Wednesday, February 18, 2004

Weird dreams. That's what you get when you switch anti-depressants. I had another one about my high school friend, Sarah. She must represent something to me, because I dream about her often. Usually, the dreams are about me reaching out and trying to help her with something, and her rejecting me. Same last night. I was always a little conflicted in my relationship with her. She was a very nice person and I liked her. But I was always a little envious of her because of her family's wealth. (And I'm talking wealth for my small hometown.) Everyone always wanted to be her friend, and she could do no wrong (maybe because she could take them skiing, who knows). It never seemed fair to me, for her to be able to have anyone or anything she wanted. But I wonder if she wondered who was her friend and who wasn't. People would drop anything they were doing to go out with her or fly in the family's plane to Dallas to shop for the weekend. I guess I always knew who my real friends were, because I couldn't give anyone anything but a headache.

I went to yoga last night. I really love it. It's like the perfect workout, I think. I actually want to push my body to the limit. I've never wanted to do that before.

I am already seeing the effects of the new drug in one area of my life. Waking up. I have actually gotten out of bed when my alarm has gone off for the past four days. I have gotten to work EARLY. This is a major big deal. For several years, getting out of bed has been an ordeal, to say the least. Snoozing for at least an hour, feeling like I am pulling a wet blanket off my head. During the day, I could drop for a nap at a moment's notice. Basically, I have felt drugged. And maybe...drugged in general. Yesterday and today, I feel like I have a lot more energy.

Some of the possible side effects of Wellbutrin are paranoia, hallucinations, seizures....lots of scary stuff. And this is weird but last night, I woke up itchy all over. I thought, "The meds are giving me a huge rash!" So I ran into the bathroom at 3 in the morning, pulling off my shirt, truly expecting to be covered in hives. Nothing. Not a spot. But the rest of the night, whenever I woke up, my first thought was "Rash!" I couldn't seem to let it go.

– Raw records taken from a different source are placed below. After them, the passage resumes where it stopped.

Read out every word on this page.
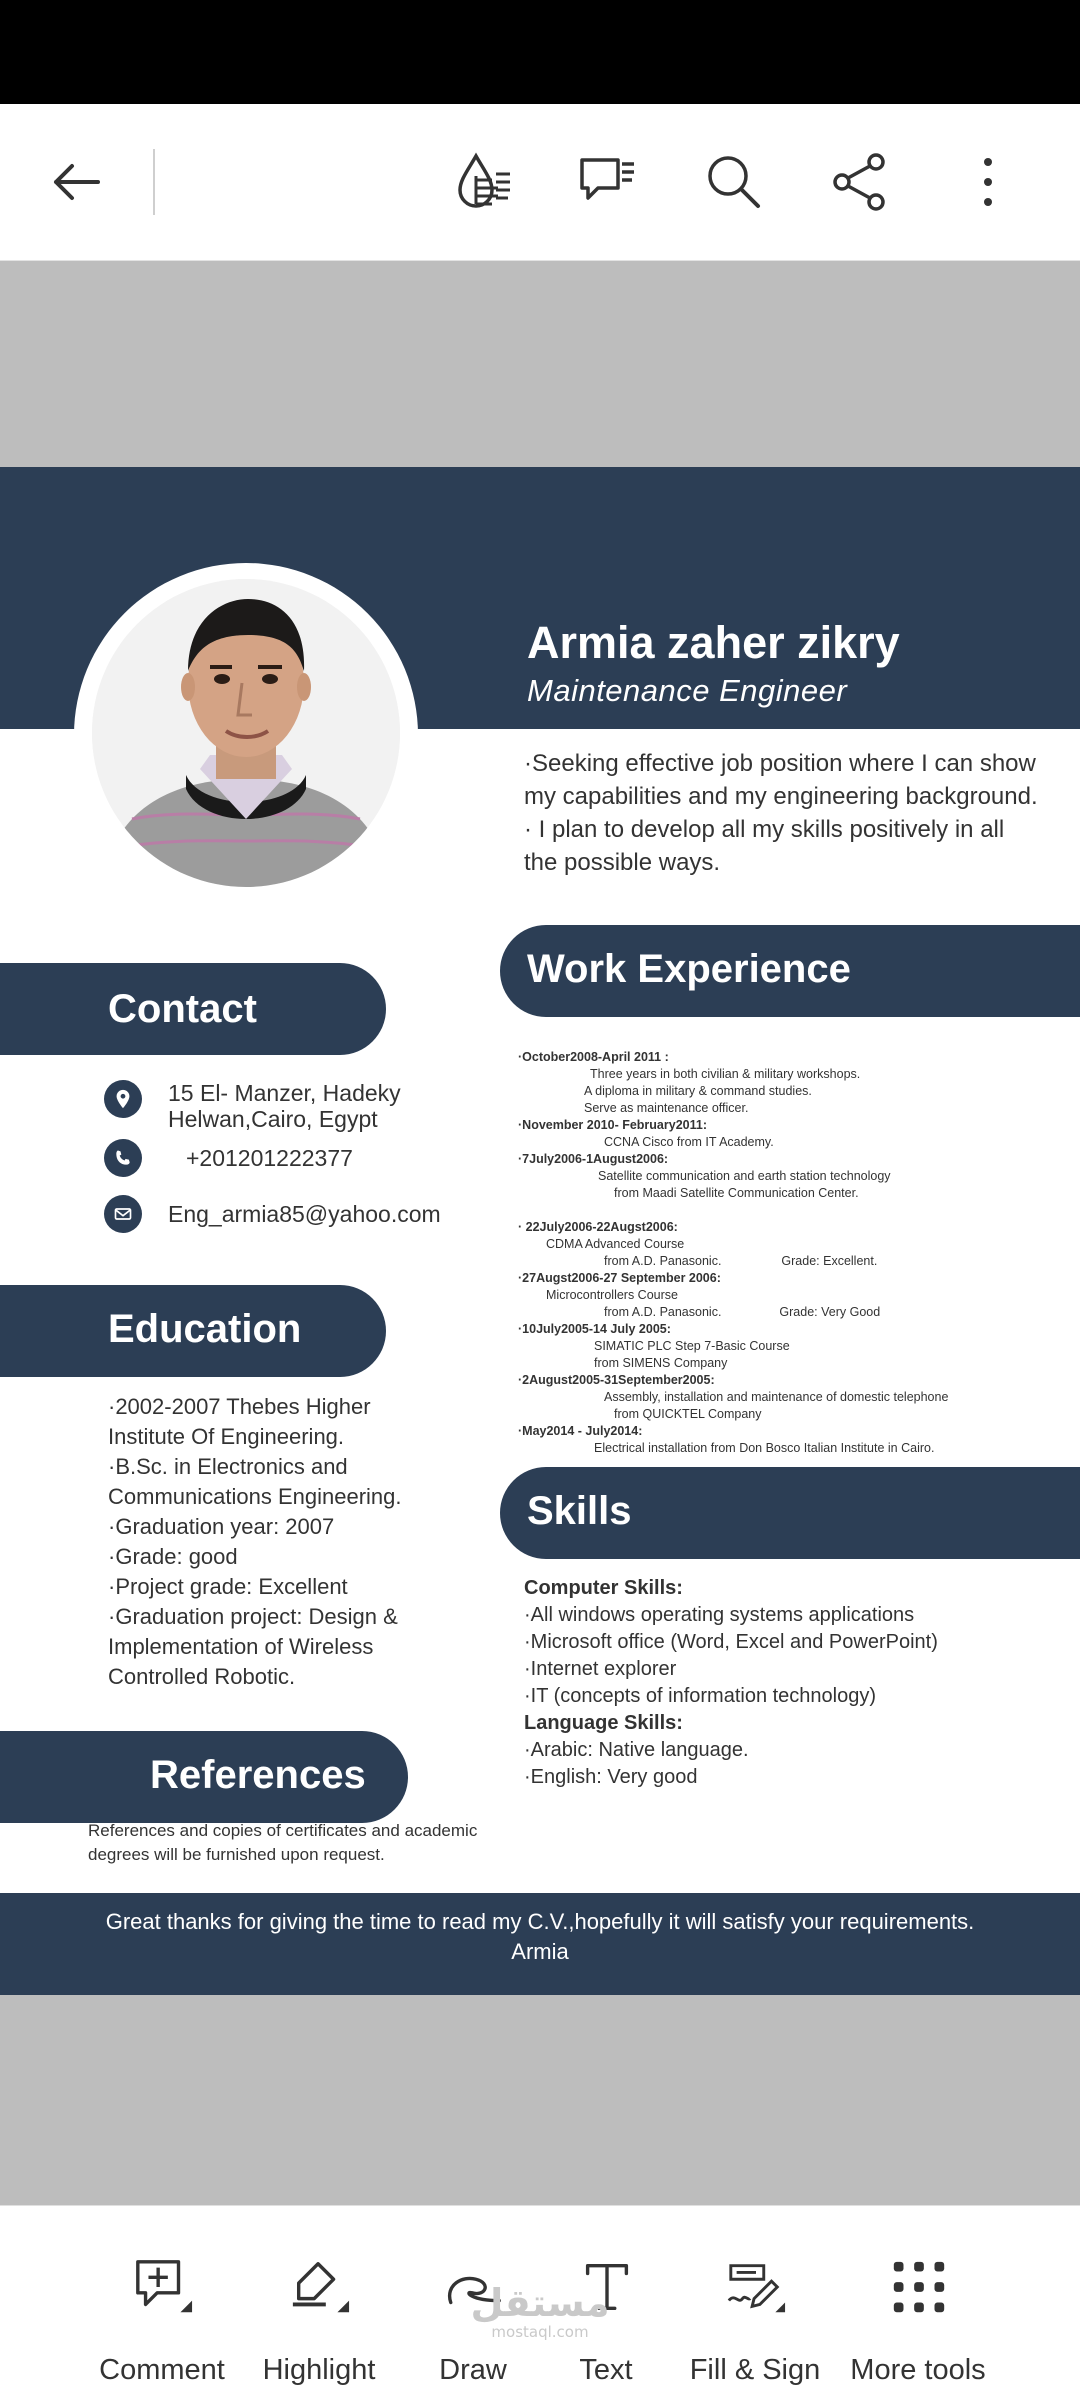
Armia zaher zikry
Maintenance Engineer

·Seeking effective job position where I can show my capabilities and my engineering background.

· I plan to develop all my skills positively in all the possible ways.

Contact
15 El- Manzer, Hadeky
Helwan,Cairo, Egypt
+201201222377
Eng_armia85@yahoo.com
Education

·2002-2007 Thebes Higher Institute Of Engineering.

·B.Sc. in Electronics and Communications Engineering.

·Graduation year: 2007

·Grade: good

·Project grade: Excellent

·Graduation project: Design & Implementation of Wireless Controlled Robotic.

References
References and copies of certificates and academic degrees will be furnished upon request.
Work Experience
·October2008-April 2011 :
Three years in both civilian & military workshops.
A diploma in military & command studies.
Serve as maintenance officer.
·November 2010- February2011:
CCNA Cisco from IT Academy.
·7July2006-1August2006:
Satellite communication and earth station technology
from Maadi Satellite Communication Center.
· 22July2006-22Augst2006:
CDMA Advanced Course
from A.D. Panasonic.	Grade: Excellent.
·27Augst2006-27 September 2006:
Microcontrollers Course
from A.D. Panasonic.	Grade: Very Good
·10July2005-14 July 2005:
SIMATIC PLC Step 7-Basic Course
from SIMENS Company
·2August2005-31September2005:
Assembly, installation and maintenance of domestic telephone
from QUICKTEL Company
·May2014 - July2014:
Electrical installation from Don Bosco Italian Institute in Cairo.
Skills

Computer Skills:

·All windows operating systems applications

·Microsoft office (Word, Excel and PowerPoint)

·Internet explorer

·IT (concepts of information technology)

Language Skills:

·Arabic: Native language.

·English: Very good

Great thanks for giving the time to read my C.V.,hopefully it will satisfy your requirements.
Armia
Comment	Highlight	Draw	Text	Fill & Sign	More tools
مستقل
mostaql.com
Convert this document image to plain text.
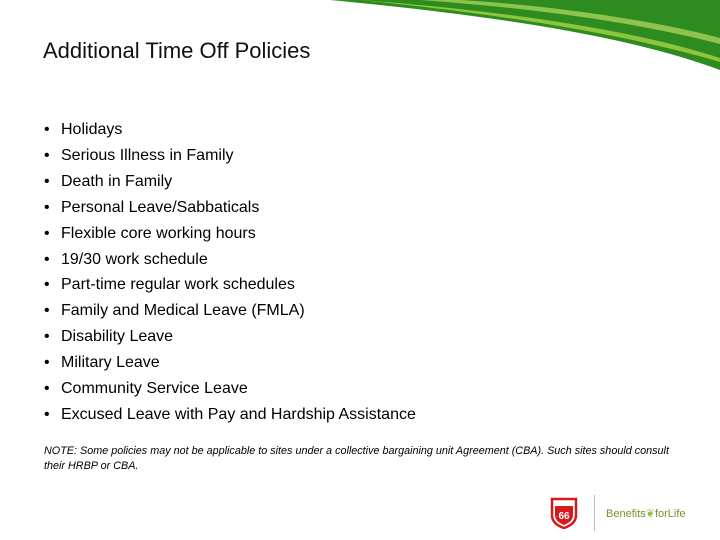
Additional Time Off Policies
• Holidays
• Serious Illness in Family
• Death in Family
• Personal Leave/Sabbaticals
• Flexible core working hours
• 19/30 work schedule
• Part-time regular work schedules
• Family and Medical Leave (FMLA)
• Disability Leave
• Military Leave
• Community Service Leave
• Excused Leave with Pay and Hardship Assistance

NOTE: Some policies may not be applicable to sites under a collective bargaining unit Agreement (CBA). Such sites should consult their HRBP or CBA.

66	Benefits❦forLife
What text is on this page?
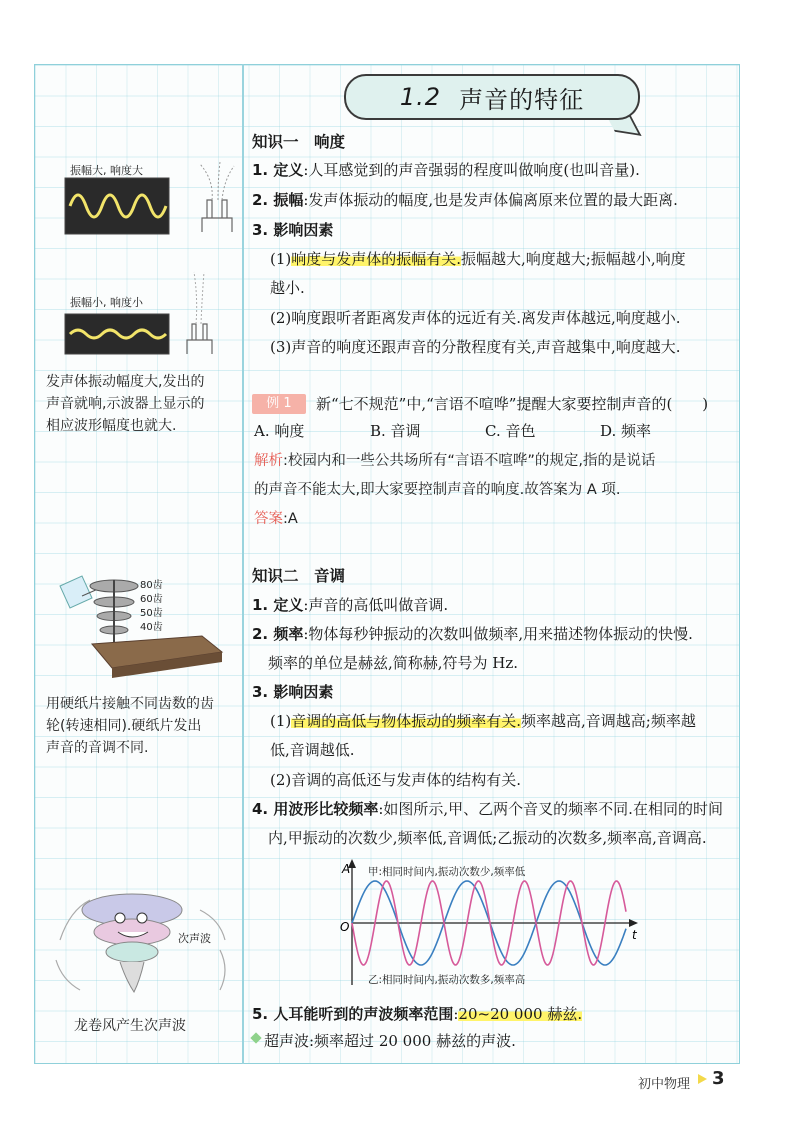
1.2 声音的特征
知识一　响度
1. 定义:人耳感觉到的声音强弱的程度叫做响度(也叫音量).
2. 振幅:发声体振动的幅度,也是发声体偏离原来位置的最大距离.
3. 影响因素
(1)响度与发声体的振幅有关.振幅越大,响度越大;振幅越小,响度
越小.
(2)响度跟听者距离发声体的远近有关.离发声体越远,响度越小.
(3)声音的响度还跟声音的分散程度有关,声音越集中,响度越大.
例 1	新“七不规范”中,“言语不喧哗”提醒大家要控制声音的(　　)
A. 响度	B. 音调	C. 音色	D. 频率
解析:校园内和一些公共场所有“言语不喧哗”的规定,指的是说话
的声音不能太大,即大家要控制声音的响度.故答案为 A 项.
答案:A
知识二　音调
1. 定义:声音的高低叫做音调.
2. 频率:物体每秒钟振动的次数叫做频率,用来描述物体振动的快慢.
频率的单位是赫兹,简称赫,符号为 Hz.
3. 影响因素
(1)音调的高低与物体振动的频率有关.频率越高,音调越高;频率越
低,音调越低.
(2)音调的高低还与发声体的结构有关.
4. 用波形比较频率:如图所示,甲、乙两个音叉的频率不同.在相同的时间
内,甲振动的次数少,频率低,音调低;乙振动的次数多,频率高,音调高.
A
t
O
甲:相同时间内,振动次数少,频率低
乙:相同时间内,振动次数多,频率高
5. 人耳能听到的声波频率范围:20~20 000 赫兹.
超声波:频率超过 20 000 赫兹的声波.
振幅大, 响度大
振幅小, 响度小
发声体振动幅度大,发出的
声音就响,示波器上显示的
相应波形幅度也就大.
80齿
60齿
50齿
40齿
用硬纸片接触不同齿数的齿
轮(转速相同).硬纸片发出
声音的音调不同.
次声波
龙卷风产生次声波
初中物理 3
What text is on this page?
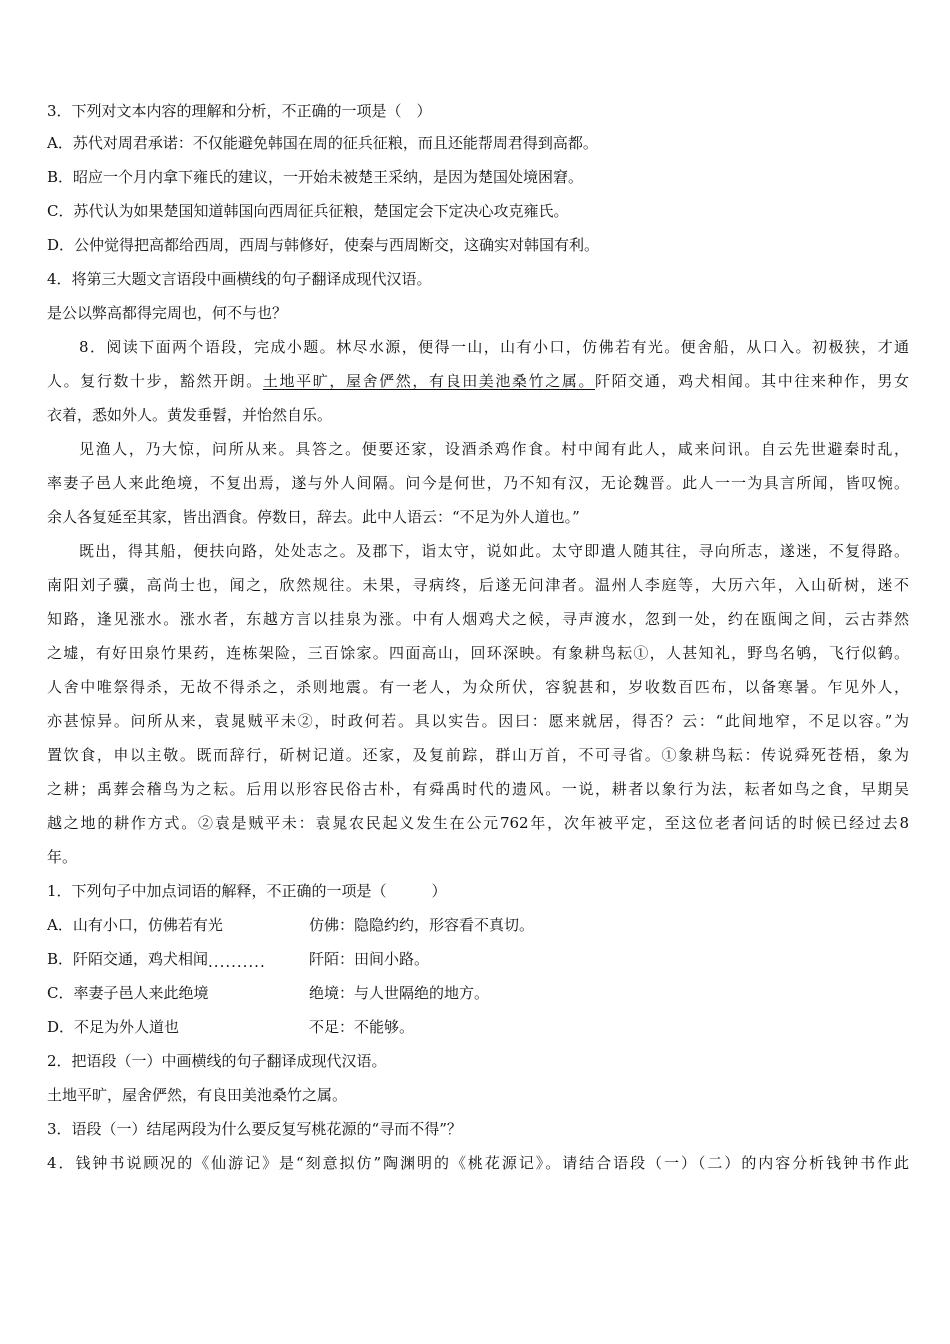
3．下列对文本内容的理解和分析，不正确的一项是（　）
A．苏代对周君承诺：不仅能避免韩国在周的征兵征粮，而且还能帮周君得到高都。
B．昭应一个月内拿下雍氏的建议，一开始未被楚王采纳，是因为楚国处境困窘。
C．苏代认为如果楚国知道韩国向西周征兵征粮，楚国定会下定决心攻克雍氏。
D．公仲觉得把高都给西周，西周与韩修好，使秦与西周断交，这确实对韩国有利。
4．将第三大题文言语段中画横线的句子翻译成现代汉语。
是公以弊高都得完周也，何不与也？
8．阅读下面两个语段，完成小题。林尽水源，便得一山，山有小口，仿佛若有光。便舍船，从口入。初极狭，才通
人。复行数十步，豁然开朗。土地平旷，屋舍俨然，有良田美池桑竹之属。阡陌交通，鸡犬相闻。其中往来种作，男女
衣着，悉如外人。黄发垂髫，并怡然自乐。
见渔人，乃大惊，问所从来。具答之。便要还家，设酒杀鸡作食。村中闻有此人，咸来问讯。自云先世避秦时乱，
率妻子邑人来此绝境，不复出焉，遂与外人间隔。问今是何世，乃不知有汉，无论魏晋。此人一一为具言所闻，皆叹惋。
余人各复延至其家，皆出酒食。停数日，辞去。此中人语云：“不足为外人道也。”
既出，得其船，便扶向路，处处志之。及郡下，诣太守，说如此。太守即遣人随其往，寻向所志，遂迷，不复得路。
南阳刘子骥，高尚士也，闻之，欣然规往。未果，寻病终，后遂无问津者。温州人李庭等，大历六年，入山斫树，迷不
知路，逢见涨水。涨水者，东越方言以挂泉为涨。中有人烟鸡犬之候，寻声渡水，忽到一处，约在瓯闽之间，云古莽然
之墟，有好田泉竹果药，连栋架险，三百馀家。四面高山，回环深映。有象耕鸟耘①，人甚知礼，野鸟名鸲，飞行似鹤。
人舍中唯祭得杀，无故不得杀之，杀则地震。有一老人，为众所伏，容貌甚和，岁收数百匹布，以备寒暑。乍见外人，
亦甚惊异。问所从来，袁晁贼平未②，时政何若。具以实告。因曰：愿来就居，得否？云：“此间地窄，不足以容。”为
置饮食，申以主敬。既而辞行，斫树记道。还家，及复前踪，群山万首，不可寻省。①象耕鸟耘：传说舜死苍梧，象为
之耕；禹葬会稽鸟为之耘。后用以形容民俗古朴，有舜禹时代的遗风。一说，耕者以象行为法，耘者如鸟之食，早期吴
越之地的耕作方式。②袁是贼平未：袁晁农民起义发生在公元762年，次年被平定，至这位老者问话的时候已经过去8
年。
1．下列句子中加点词语的解释，不正确的一项是（　　　）
A．山有小口，仿佛若有光	仿佛：隐隐约约，形容看不真切。
B．阡陌交通，鸡犬相闻..........	阡陌：田间小路。
C．率妻子邑人来此绝境	绝境：与人世隔绝的地方。
D．不足为外人道也	不足：不能够。
2．把语段（一）中画横线的句子翻译成现代汉语。
土地平旷，屋舍俨然，有良田美池桑竹之属。
3．语段（一）结尾两段为什么要反复写桃花源的“寻而不得”？
4．钱钟书说顾况的《仙游记》是“刻意拟仿”陶渊明的《桃花源记》。请结合语段（一）（二）的内容分析钱钟书作此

Sometimes, when I really think about it, it feels overwhelming to me that I will never be "normal." Everything in my life will have the cloud of depression hanging over it. My poor husband will never have one of those wives who is put together. He will have to hear, "Do you love me? Do you really love me?" for the rest of his life. I might end up with serious post-partum. I will probably end up in the therapist's chair several more times. I will probably be switching around my medication for the rest of my life. And who knows what long term effects they will have? Heart problems? Seizures? Growing antennas? Who knows.

I guess I just do what I have to do today.